Sr. Anna melayani sebagai provincial dari tahun 2013-2019. Selama enam tahun itu, ia mengunjungi semua komunitas OP di seluruh Indonesia, melihat kebutuhan dan merencanakan pengembangan-pengembangan Ordo Pewarta di Indonesia.
Pada masa ini, Sr. Anna juga sempat berkunjung ke beberapa negara Eropa dalam kesempatan lawatan untuk kepentingan Ordo Pewarta di seluruh dunia. Pada kesempatan ini, ia menjelajah tempat-tempat di mana St. Dominikus meletakkan dasar-dasar Ordo Pewarta.
“Hidupku adalah untuk kongregasi,” ujar Sr. Anna.
Di akhir masa pengabdiannya menjadi provinsial, Sr. Anna diminta memilih ke mana ia akan ditugaskan selanjutnya. Ia lalu memilih untuk melayani di Larantuka. Di sini, Sr. Anna melihat Spiritualitas Dominikan di tengah-tengah kehidupan umat. Ada warisan St. Dominikus yang masih berkembang hingga saat ini di Larantuka, yang ditinggalkan para imam Dominikan yang pernah berkarya di Larantuka berabad lalu.
“Di setiap paroki ada Confreria Reinha Rosari, mereka menjalankan nilai-nilai yang diajarkan St. Dominikus,” ujar Sr. Anna.
Setelah dari Larantuka, kini Sr. Anna melayani di bidang Pastoral Care di Rumah Sakit St. Elizabeth Purwokerto. Di rumah sakit yang dikelola para Suster Dominikan ini, ia setiap hari menyapa para pasien yang dirawat, mengajak mereka berdoa dan menguatkan mereka dalam masa-masa sakitnya.

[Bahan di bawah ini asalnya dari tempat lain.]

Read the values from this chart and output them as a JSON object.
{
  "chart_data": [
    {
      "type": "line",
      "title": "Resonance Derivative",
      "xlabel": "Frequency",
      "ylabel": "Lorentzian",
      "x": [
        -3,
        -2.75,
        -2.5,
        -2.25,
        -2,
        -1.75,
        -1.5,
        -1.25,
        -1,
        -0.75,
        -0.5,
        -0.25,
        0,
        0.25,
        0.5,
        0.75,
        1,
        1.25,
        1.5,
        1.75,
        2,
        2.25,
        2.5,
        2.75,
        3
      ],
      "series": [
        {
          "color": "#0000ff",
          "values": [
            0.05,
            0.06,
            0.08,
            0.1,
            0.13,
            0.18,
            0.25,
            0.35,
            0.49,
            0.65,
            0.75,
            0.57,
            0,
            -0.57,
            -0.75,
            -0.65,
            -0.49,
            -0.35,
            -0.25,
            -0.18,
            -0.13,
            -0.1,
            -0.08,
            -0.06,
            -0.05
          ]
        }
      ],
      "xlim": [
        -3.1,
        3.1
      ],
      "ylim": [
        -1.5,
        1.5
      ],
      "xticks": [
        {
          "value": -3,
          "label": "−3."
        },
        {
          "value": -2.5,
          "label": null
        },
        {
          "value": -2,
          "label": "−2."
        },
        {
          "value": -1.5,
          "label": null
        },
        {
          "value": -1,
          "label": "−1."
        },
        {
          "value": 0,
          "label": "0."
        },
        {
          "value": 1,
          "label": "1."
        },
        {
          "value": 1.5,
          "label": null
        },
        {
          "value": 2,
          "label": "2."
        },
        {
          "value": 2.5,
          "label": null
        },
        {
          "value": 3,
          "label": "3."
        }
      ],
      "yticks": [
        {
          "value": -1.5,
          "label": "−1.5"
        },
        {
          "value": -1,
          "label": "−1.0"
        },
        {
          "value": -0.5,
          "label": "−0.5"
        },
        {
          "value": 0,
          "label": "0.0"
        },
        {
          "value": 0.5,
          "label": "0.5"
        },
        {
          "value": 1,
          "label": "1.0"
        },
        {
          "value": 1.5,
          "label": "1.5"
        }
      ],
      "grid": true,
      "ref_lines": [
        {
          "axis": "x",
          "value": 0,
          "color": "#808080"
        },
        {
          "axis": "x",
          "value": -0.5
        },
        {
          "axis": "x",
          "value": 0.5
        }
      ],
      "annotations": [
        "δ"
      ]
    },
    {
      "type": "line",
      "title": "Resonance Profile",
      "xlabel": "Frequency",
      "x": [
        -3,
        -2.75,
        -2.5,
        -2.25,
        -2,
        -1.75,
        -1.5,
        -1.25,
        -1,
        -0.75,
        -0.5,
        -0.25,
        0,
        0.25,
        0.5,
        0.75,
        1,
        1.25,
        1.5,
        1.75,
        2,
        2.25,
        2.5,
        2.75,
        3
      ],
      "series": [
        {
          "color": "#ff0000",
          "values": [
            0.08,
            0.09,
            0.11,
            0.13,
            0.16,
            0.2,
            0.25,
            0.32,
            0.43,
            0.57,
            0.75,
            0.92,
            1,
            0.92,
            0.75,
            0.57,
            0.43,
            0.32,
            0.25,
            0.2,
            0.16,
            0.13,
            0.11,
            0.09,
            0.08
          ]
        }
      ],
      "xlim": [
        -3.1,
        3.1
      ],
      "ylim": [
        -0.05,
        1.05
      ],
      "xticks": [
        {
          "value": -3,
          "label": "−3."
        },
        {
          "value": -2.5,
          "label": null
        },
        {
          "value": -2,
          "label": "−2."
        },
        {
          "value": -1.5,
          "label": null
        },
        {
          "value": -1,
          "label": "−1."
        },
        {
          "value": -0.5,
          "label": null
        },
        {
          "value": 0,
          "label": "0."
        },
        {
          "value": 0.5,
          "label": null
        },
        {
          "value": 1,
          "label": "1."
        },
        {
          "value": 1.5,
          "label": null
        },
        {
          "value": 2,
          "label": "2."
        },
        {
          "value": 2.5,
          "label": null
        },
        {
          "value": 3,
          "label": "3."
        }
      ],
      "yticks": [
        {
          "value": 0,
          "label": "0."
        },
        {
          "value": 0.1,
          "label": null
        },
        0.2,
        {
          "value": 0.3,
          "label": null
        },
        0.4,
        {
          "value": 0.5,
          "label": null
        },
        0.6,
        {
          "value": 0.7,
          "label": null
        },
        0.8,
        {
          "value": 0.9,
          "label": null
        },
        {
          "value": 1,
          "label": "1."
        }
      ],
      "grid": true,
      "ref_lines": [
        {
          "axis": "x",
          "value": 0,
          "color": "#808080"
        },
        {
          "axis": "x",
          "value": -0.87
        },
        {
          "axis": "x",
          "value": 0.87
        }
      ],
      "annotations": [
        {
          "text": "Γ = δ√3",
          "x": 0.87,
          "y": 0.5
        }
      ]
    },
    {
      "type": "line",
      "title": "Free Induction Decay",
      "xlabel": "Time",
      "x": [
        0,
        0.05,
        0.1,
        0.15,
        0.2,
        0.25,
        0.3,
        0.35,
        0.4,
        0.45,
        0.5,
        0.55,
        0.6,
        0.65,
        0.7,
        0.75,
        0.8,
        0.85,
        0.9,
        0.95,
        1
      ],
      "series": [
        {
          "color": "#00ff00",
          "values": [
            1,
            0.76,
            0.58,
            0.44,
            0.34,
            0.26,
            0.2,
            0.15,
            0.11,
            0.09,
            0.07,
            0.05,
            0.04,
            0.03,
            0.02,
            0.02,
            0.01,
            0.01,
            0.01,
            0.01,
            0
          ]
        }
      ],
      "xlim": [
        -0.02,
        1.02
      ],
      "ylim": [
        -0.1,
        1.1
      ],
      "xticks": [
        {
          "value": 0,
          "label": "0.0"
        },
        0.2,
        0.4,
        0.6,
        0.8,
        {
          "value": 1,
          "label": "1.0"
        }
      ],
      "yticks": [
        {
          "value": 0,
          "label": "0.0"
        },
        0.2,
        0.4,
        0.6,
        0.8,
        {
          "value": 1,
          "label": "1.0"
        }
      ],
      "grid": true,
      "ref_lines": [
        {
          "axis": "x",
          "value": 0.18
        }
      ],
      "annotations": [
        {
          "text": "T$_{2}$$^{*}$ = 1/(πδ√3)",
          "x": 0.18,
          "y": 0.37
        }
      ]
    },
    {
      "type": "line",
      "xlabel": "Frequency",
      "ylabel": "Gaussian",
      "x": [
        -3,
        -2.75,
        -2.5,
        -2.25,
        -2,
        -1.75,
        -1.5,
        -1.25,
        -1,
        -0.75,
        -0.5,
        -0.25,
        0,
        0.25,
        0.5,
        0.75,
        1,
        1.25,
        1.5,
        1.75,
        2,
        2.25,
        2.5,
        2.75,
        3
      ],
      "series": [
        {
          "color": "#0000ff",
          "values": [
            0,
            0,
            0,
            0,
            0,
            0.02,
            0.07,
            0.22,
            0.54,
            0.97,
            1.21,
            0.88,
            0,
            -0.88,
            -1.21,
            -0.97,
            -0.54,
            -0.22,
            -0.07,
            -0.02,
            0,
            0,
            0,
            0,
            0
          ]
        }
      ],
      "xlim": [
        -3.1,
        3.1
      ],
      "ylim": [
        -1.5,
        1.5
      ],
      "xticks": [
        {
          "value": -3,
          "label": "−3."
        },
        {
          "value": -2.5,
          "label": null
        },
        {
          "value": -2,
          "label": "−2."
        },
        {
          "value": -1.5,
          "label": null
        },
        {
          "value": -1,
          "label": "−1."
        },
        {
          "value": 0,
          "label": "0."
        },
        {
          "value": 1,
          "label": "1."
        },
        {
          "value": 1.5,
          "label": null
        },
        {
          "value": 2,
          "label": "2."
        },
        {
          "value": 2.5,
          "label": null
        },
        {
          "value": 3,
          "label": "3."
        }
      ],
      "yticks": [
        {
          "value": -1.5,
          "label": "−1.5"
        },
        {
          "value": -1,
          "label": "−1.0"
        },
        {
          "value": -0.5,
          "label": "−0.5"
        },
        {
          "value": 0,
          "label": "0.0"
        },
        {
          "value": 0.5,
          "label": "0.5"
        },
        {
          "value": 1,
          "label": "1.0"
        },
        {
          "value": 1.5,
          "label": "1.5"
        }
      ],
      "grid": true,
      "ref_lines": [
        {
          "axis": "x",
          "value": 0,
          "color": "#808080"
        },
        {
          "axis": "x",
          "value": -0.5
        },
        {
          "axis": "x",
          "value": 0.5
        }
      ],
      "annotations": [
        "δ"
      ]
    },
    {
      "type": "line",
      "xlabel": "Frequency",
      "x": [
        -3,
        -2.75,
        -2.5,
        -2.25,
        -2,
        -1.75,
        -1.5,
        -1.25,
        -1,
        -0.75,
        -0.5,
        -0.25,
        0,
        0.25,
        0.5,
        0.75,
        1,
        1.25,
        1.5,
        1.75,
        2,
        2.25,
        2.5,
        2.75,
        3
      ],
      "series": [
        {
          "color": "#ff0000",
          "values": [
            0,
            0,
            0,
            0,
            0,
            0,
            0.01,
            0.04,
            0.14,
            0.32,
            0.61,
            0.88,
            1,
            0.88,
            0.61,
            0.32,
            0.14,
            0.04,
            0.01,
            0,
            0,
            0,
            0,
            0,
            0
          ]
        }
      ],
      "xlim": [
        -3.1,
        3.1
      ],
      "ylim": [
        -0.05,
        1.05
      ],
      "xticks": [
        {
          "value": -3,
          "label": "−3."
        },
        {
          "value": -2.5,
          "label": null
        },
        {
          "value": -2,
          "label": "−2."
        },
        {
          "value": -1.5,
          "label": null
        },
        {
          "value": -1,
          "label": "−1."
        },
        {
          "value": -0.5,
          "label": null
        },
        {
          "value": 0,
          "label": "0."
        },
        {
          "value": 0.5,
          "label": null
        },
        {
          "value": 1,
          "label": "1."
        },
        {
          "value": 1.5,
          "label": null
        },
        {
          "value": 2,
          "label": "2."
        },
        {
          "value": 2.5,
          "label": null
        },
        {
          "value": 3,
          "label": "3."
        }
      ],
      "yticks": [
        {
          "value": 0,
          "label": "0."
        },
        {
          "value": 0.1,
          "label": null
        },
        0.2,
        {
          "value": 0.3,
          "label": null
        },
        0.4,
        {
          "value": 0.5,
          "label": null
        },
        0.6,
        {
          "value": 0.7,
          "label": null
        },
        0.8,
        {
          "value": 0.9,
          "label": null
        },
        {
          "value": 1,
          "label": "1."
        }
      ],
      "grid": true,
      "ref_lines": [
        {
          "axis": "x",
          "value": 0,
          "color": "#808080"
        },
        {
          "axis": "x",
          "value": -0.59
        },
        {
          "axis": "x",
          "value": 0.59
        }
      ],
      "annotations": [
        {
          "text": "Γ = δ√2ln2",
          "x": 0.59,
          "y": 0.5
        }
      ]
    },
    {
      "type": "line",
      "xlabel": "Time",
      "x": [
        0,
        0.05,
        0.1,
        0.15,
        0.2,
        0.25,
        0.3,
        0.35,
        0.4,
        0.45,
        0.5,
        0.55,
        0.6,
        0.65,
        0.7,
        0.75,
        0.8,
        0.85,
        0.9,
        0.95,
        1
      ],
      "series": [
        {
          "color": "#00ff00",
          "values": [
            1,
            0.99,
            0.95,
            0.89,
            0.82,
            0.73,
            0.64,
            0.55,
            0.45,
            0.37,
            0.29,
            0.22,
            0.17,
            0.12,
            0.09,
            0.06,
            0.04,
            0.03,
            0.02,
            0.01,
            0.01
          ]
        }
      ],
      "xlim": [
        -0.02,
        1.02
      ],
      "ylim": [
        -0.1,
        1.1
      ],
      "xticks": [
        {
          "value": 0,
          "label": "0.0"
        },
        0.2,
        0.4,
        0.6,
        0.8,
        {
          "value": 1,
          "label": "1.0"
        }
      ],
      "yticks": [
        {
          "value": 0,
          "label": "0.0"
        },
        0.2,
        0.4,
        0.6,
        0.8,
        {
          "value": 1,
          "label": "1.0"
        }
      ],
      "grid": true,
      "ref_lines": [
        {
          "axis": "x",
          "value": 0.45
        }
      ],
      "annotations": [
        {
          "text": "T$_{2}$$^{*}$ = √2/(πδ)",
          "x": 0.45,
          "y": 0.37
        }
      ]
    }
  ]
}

Pada momen ulang tahun ke-40 hidup membiara tahun ini, Sr. Anna berharap dapat juga berbagi dengan orang-orang tua di panti jompo atau di mana saja. Ia ingin berbagi kebahagiaan dan rasa syukur dengan mereka.
Menjalani panggilan sebagai biarawati Ordo Pewarta, Sr. Anna melihat perjalanannya adalah kisah yang sungguh indah dan penuh dengan pengalaman iman. Ia berharap, banyak orang yang akan tertarik melihat ke dalam spiritualitas dan charisma St. Dominikus. Ia berharap akan lebih banyak yang tertarik untuk menjalani hidup panggilan dan menjadi putra-putra St. Dominikus.
“Come and see, datang dan lihatlah,” pungkas Sr. Anna. (AES)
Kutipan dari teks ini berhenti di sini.